To reduce the energy requirement of electronics, researchers will focus on the basic logic switch, the decision-maker in computer chips. The logic switch function is primarily performed by transistors, which demand about 1 volt to function well. There are more than 1 billion transistors in multi-core microprocessor systems.

Eli Yablonovitch, UC Berkeley professor of electrical engineering and computer sciences and the director of the Center for E3S, explains that the transistors in the microprocessor are what draw the most power in a computer, giving off heat in the process.

According to Moore’s Law, named after Intel co-founder Gordon E. Moore, the number of transistors on an integrated circuit double every two years.

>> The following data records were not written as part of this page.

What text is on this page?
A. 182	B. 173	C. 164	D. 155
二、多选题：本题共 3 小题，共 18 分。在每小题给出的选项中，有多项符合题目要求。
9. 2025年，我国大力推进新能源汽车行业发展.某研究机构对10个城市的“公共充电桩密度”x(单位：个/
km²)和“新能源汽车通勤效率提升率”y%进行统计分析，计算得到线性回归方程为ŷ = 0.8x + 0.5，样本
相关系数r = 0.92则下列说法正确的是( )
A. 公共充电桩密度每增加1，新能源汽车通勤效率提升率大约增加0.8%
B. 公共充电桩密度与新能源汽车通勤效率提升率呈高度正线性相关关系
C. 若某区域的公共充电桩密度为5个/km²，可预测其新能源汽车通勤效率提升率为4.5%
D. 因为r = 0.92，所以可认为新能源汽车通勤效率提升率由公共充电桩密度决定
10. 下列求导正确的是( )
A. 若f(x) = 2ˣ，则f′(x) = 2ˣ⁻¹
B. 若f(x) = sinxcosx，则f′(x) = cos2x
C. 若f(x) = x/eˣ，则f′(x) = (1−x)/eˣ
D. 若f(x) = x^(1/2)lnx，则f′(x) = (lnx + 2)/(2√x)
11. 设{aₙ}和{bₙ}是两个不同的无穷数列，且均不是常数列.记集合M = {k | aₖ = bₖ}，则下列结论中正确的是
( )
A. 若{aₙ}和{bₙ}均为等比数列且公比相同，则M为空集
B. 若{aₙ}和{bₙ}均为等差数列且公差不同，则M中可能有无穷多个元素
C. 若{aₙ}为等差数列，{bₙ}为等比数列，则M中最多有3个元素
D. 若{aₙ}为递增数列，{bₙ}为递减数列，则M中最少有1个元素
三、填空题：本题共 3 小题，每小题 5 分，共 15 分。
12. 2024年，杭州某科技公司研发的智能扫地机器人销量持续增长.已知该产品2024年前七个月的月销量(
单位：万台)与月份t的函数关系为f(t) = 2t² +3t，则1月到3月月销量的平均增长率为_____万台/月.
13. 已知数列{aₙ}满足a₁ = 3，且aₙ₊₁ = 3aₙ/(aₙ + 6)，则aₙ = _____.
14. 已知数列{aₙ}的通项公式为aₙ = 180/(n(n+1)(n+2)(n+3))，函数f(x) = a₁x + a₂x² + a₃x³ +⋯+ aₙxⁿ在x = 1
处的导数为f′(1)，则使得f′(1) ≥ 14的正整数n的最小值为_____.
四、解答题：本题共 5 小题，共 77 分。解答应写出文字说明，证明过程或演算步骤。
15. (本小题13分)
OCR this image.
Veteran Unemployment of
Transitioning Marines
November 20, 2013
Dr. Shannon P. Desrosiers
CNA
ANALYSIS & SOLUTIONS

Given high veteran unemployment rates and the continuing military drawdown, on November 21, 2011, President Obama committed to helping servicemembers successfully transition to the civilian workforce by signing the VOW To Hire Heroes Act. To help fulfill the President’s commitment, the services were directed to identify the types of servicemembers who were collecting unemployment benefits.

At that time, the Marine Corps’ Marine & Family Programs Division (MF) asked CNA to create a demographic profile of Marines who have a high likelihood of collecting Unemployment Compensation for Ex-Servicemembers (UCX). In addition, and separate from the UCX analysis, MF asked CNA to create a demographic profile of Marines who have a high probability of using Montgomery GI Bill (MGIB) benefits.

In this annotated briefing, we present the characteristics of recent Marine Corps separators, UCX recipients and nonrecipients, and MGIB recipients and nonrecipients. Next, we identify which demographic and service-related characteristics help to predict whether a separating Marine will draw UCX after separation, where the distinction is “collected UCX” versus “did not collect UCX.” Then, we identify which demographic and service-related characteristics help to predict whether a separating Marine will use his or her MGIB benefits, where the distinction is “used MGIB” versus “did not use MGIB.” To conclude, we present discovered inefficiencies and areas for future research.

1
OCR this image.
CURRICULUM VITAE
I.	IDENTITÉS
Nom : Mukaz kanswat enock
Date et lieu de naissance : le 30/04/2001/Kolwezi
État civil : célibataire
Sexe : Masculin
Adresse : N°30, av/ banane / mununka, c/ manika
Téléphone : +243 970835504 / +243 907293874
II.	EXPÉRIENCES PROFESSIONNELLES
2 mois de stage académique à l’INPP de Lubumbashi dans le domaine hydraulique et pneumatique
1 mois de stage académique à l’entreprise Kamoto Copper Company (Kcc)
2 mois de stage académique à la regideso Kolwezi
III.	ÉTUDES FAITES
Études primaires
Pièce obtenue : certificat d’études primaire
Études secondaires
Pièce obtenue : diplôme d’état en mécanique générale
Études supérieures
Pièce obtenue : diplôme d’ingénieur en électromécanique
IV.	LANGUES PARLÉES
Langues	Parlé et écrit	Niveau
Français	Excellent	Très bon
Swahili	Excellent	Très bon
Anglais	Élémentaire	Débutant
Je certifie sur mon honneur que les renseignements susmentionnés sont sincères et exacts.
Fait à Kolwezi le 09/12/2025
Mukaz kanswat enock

But Moore also predicted that the power consumption of electronic components will drop dramatically.

Researchers plan to design lower-voltage transistors, noting that the wires of an electronic circuit could operate on as little as a few millivolts. Power needs drop by the square of the voltage, so a thousand-fold reduction in voltage requirements adds up to a million-fold reduction in power consumption, says Yablonovitch.

With the increase in information processing needs skyrocketing, the importance of changing the underlying power requirements at the most basic level of our computational technology cannot be overstated.